Role of TLSRGs in Risk Prediction Model

CCR7, CXCR5, and CD86, selected through Cox regression and Lasso analysis, significantly impact the prognosis of OSCC patients; the construction of the three-gene model further enhanced prediction capabilities. The critical roles of CXCR5 and CCR7 in immune cell migration, lymphoid tissue formation, and maintenance are indispensable in TLS formation and anti-tumor immunity, while the downregulation of CD86 inhibited T cell activation.

Relationship Between Risk Score and Immune Cell Infiltration

The presence of TLS in OSCC is closely related to the infiltration of B cells, CD4+ T cells, CD8+ T cells, and macrophages, which play vital roles in anti-tumor immunity. The study indicated a positive correlation between a high proportion of TLS and immune cell infiltration, reflecting the importance of TLS in immune defense. Additionally, the study found that the upregulation of CXCR5 and CCR7, and the downregulation of CD86 and risk scores, were negatively correlated with lymph node metastasis.
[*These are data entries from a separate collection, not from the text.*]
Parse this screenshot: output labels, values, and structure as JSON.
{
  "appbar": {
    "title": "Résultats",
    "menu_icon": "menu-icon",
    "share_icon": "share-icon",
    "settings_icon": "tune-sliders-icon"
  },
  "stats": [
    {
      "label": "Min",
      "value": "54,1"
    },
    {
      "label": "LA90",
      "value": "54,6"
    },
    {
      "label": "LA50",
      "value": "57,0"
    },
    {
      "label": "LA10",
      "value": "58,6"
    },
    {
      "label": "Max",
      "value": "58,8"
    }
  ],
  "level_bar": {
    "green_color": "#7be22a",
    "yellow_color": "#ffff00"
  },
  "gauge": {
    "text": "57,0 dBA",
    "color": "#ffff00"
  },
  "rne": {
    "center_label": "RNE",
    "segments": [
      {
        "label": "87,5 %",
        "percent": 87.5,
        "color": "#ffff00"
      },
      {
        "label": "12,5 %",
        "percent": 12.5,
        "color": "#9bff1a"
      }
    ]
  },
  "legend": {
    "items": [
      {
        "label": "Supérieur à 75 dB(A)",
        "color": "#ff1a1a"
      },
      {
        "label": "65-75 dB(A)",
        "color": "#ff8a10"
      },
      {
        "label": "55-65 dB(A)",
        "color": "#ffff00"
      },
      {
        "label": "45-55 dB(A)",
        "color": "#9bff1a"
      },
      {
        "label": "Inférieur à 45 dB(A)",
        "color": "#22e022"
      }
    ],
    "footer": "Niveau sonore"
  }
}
Innovation and Significance of the Research

  1. Methodological Innovation: This study is the first to use a convolutional neural network for automated detection and quantification of TLS in OSCC samples, making TLS evaluation more efficient and precise. Additionally, the risk scoring model constructed with TLSRGs offers new possibilities for individual patient assessment.
  2. Prognostic Value: The study indicated that the prognosis of TLS+ patients was significantly better than that of TLS- patients, with the area proportion of TLS having more predictive value than maturity. The establishment of the three-gene model further enhanced the sensitivity and specificity of risk prediction, providing a new reference for stratification and prognosis of OSCC patients.
  3. Personalized Model Application: The risk score-based nomogram combined with clinical variables provides a basis for individualized treatment plans, potentially improving the existing staging systems and risk stratification models.

Conclusion

The OSCC prediction model and individualized nomogram based on TLSRGs established by this study provide scientific evidence for clinical application in OSCC. Compared to previous studies, this research has notable advantages: using convolutional neural networks to automatically identify TLS offers possibilities for the application of imaging analysis technologies in tumor prognosis; exploring the relationship between TLS and lymph node metastasis and immune cell infiltration, and for the first time constructing an OSCC nomogram prediction model based on TLSRGs. The distribution and area of TLS in OSCC can serve as effective prognostic markers and indicators for predicting response to immunotherapy, providing theoretical support for precision treatment of future OSCC patients.